Okay, for 35 pages I’ve looked at smiling white-guy suits (with some chicks thrown in, mostly blondes and under 40) declaring how they give “unbiased advice”, are dedicated to the “best interests of the client” and talk about how hard they work and how they’ll work to build your wealth. Yeah, right, but they’re gonna work to build THEIR wealth a lot harder, I guarantee. Because surprise, surprise, every one of them as far as I can see is a stock broker(okay, maybe a  CPA or attorney thrown in). They have no legal duty to work for your best interests, only to recommend “appropriate” investments. So let’s see what these nice guys will cost you.

I’m going to give them the benefit of a doubt and assume they’re going to recommend fairly reasonable investments to you, say, a large cap mutual fund and not some insane hedge fund scheme or Ponzi-scheme non-traded REIT. Okay, so this lovely fund carries a 5.75% load (par for the course if the fund is called Lord Abbett or Putnam or Oppenheimer–bet you’ve heard those names if you’ve ever talked to a broker). Plus, the Lord Putheimer fund has yearly management fees of, let’s be nice, 1.5%. Invest a million bucks and you’re going to lose 7.25% right off the bat–$72,500. No wonder those guys are smiling. Are you? Do you think the Lord Putheimer fund is going to make you that much this year?

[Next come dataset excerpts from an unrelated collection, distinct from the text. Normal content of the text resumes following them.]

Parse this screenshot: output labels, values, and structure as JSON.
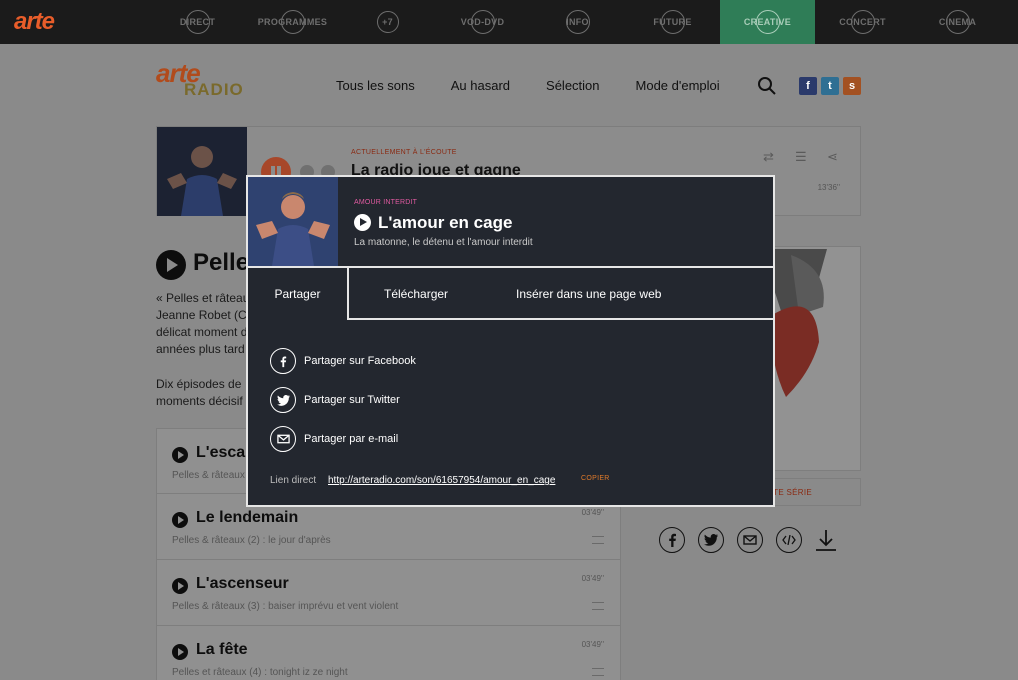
{
  "arte_bar": {
    "logo": "arte",
    "items": [
      {
        "label": "DIRECT"
      },
      {
        "label": "PROGRAMMES"
      },
      {
        "label": "+7"
      },
      {
        "label": "VOD-DVD"
      },
      {
        "label": "INFO"
      },
      {
        "label": "FUTURE"
      },
      {
        "label": "CREATIVE",
        "active": true
      },
      {
        "label": "CONCERT"
      },
      {
        "label": "CINEMA"
      }
    ]
  },
  "header": {
    "logo_main": "arte",
    "logo_sub": "RADIO",
    "nav": [
      "Tous les sons",
      "Au hasard",
      "Sélection",
      "Mode d'emploi"
    ],
    "social": [
      "f",
      "t",
      "s"
    ]
  },
  "player": {
    "kicker": "ACTUELLEMENT À L'ÉCOUTE",
    "title": "La radio joue et gagne",
    "time": "13'36''"
  },
  "main": {
    "heading": "Pelle",
    "desc_lines": [
      "« Pelles et râteau",
      "Jeanne Robet (C",
      "délicat moment d",
      "années plus tard"
    ],
    "desc2_lines": [
      "Dix épisodes de",
      "moments décisif"
    ]
  },
  "episodes": [
    {
      "title": "L'escal",
      "subtitle": "Pelles & râteaux",
      "duration": ""
    },
    {
      "title": "Le lendemain",
      "subtitle": "Pelles & râteaux (2) : le jour d'après",
      "duration": "03'49''"
    },
    {
      "title": "L'ascenseur",
      "subtitle": "Pelles & râteaux (3) : baiser imprévu et vent violent",
      "duration": "03'49''"
    },
    {
      "title": "La fête",
      "subtitle": "Pelles et râteaux (4) : tonight iz ze night",
      "duration": "03'49''"
    }
  ],
  "right": {
    "series_button": "TTE SÉRIE"
  },
  "modal": {
    "kicker": "AMOUR INTERDIT",
    "title": "L'amour en cage",
    "subtitle": "La matonne, le détenu et l'amour interdit",
    "tabs": {
      "share": "Partager",
      "download": "Télécharger",
      "embed": "Insérer dans une page web"
    },
    "options": {
      "facebook": "Partager sur Facebook",
      "twitter": "Partager sur Twitter",
      "email": "Partager par e-mail"
    },
    "link_label": "Lien direct",
    "link_url": "http://arteradio.com/son/61657954/amour_en_cage",
    "copy_label": "COPIER"
  },
  "colors": {
    "modal_bg": "#23272f",
    "accent_pink": "#e05aa0",
    "accent_orange": "#e07a2a",
    "arte_orange": "#e85d2a",
    "active_green": "#2f7d57"
  }
}
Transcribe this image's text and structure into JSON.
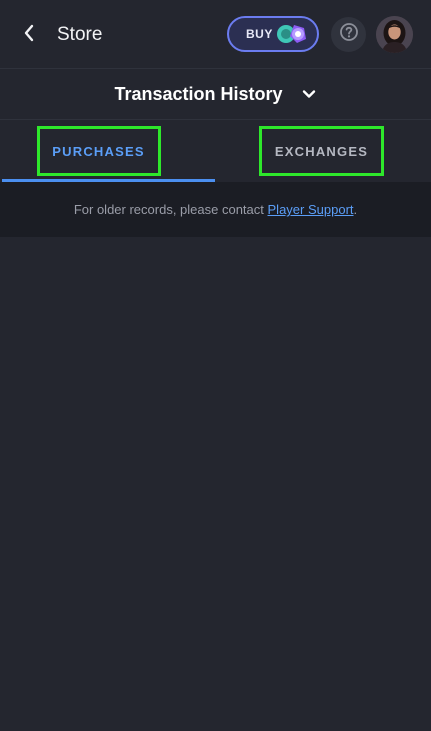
{
  "header": {
    "back_icon": "chevron-left-icon",
    "title": "Store",
    "buy_label": "BUY",
    "coin_icon": "currency-coins-icon",
    "help_icon": "question-circle-icon",
    "avatar": "user-avatar"
  },
  "page": {
    "title": "Transaction History",
    "chevron_icon": "chevron-down-icon"
  },
  "tabs": [
    {
      "label": "PURCHASES",
      "active": true
    },
    {
      "label": "EXCHANGES",
      "active": false
    }
  ],
  "notice": {
    "text": "For older records, please contact ",
    "link_label": "Player Support",
    "suffix": "."
  },
  "colors": {
    "background": "#24262f",
    "accent": "#5b9ef7",
    "highlight_box": "#2ee82b"
  }
}
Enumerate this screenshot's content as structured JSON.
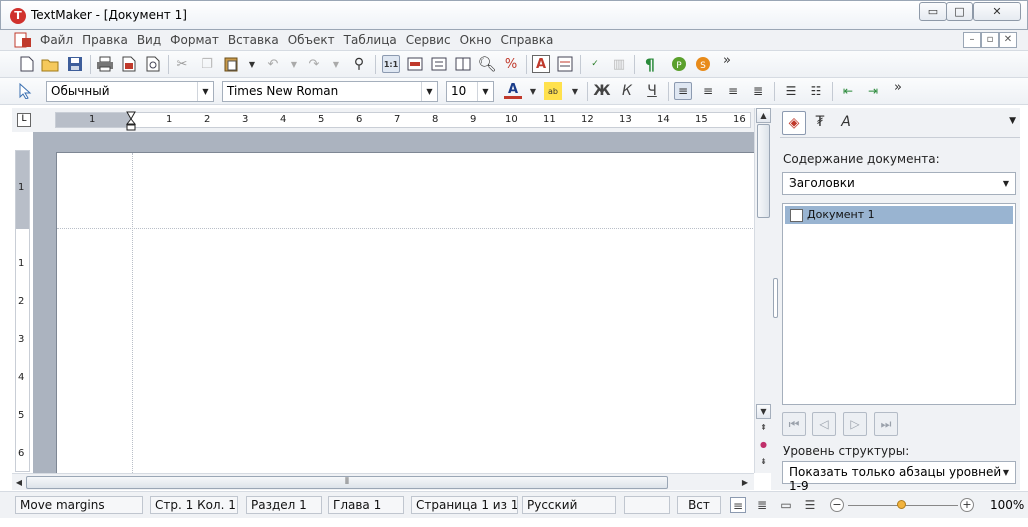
{
  "window": {
    "title": "TextMaker - [Документ 1]",
    "logo_letter": "T",
    "min_glyph": "▭",
    "max_glyph": "□",
    "close_glyph": "✕"
  },
  "menu": {
    "items": [
      "Файл",
      "Правка",
      "Вид",
      "Формат",
      "Вставка",
      "Объект",
      "Таблица",
      "Сервис",
      "Окно",
      "Справка"
    ]
  },
  "toolbar1": {
    "overflow": "»"
  },
  "toolbar2": {
    "style_value": "Обычный",
    "font_value": "Times New Roman",
    "size_value": "10",
    "bold_label": "Ж",
    "italic_label": "К",
    "underline_label": "Ч",
    "overflow": "»"
  },
  "ruler": {
    "corner": "L",
    "h_labels": [
      "1",
      "1",
      "2",
      "3",
      "4",
      "5",
      "6",
      "7",
      "8",
      "9",
      "10",
      "11",
      "12",
      "13",
      "14",
      "15",
      "16"
    ],
    "v_labels": [
      "1",
      "1",
      "2",
      "3",
      "4",
      "5",
      "6"
    ]
  },
  "sidebar": {
    "contents_label": "Содержание документа:",
    "contents_combo": "Заголовки",
    "tree_item": "Документ 1",
    "level_label": "Уровень структуры:",
    "level_combo": "Показать только абзацы уровней 1-9"
  },
  "statusbar": {
    "hint": "Move margins",
    "position": "Стр. 1 Кол. 1",
    "section": "Раздел 1",
    "chapter": "Глава 1",
    "page": "Страница 1 из 1",
    "language": "Русский",
    "insert_mode": "Вст",
    "zoom": "100%"
  }
}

 In contrast, I’ll meet with you on an hourly basis. If you have the most complicated investments around (you were working with a broker, right?), you can still take a zero off that number and cut it in half–it’s highly unlikely that advice alone would cost more than $3,500, and plenty of clients pay far less. Want investment management? My fee, which includes a financial plan  and an actual person who will talk to you without canned junk to sell you and do most of the worrying for you, would cost you $8,000 for that million, billed over a year.  Not cheap, but not $72K, either. The funds I recommend generally have management fees in the range of 0.17% to 0.50%, so you’ll get professional management and investments at less than their funds alone nick you for. I don’t collect any commissions, or referral fees. I do get some free brochures from Vanguard, pens from Scottrade, and a refrigerator magnet now and then, which I can assure you are compelling my recommendations. Not. I’ll even wear a lavender tie if it’ll make you feel better. I draw the line at blonde.

But back to the original question. I don’t think nice is the important quality here. There’s no nice way to tell you your dog is dead. You are paying for and should be getting honest advice–the truth–not some suck up that will pat you on the back as he picks your pocket. The advisor who really has your best interests at heart will tell you the truth about any stinkers in your investments, help you face what you need to, and move forward with investments that have a reasonable chance at success without skinning you alive. THAT will be a lot nicer when you look to your dough for retirement, or sending your kid to college. A lot nicer than visiting that nice guy in his very nice office.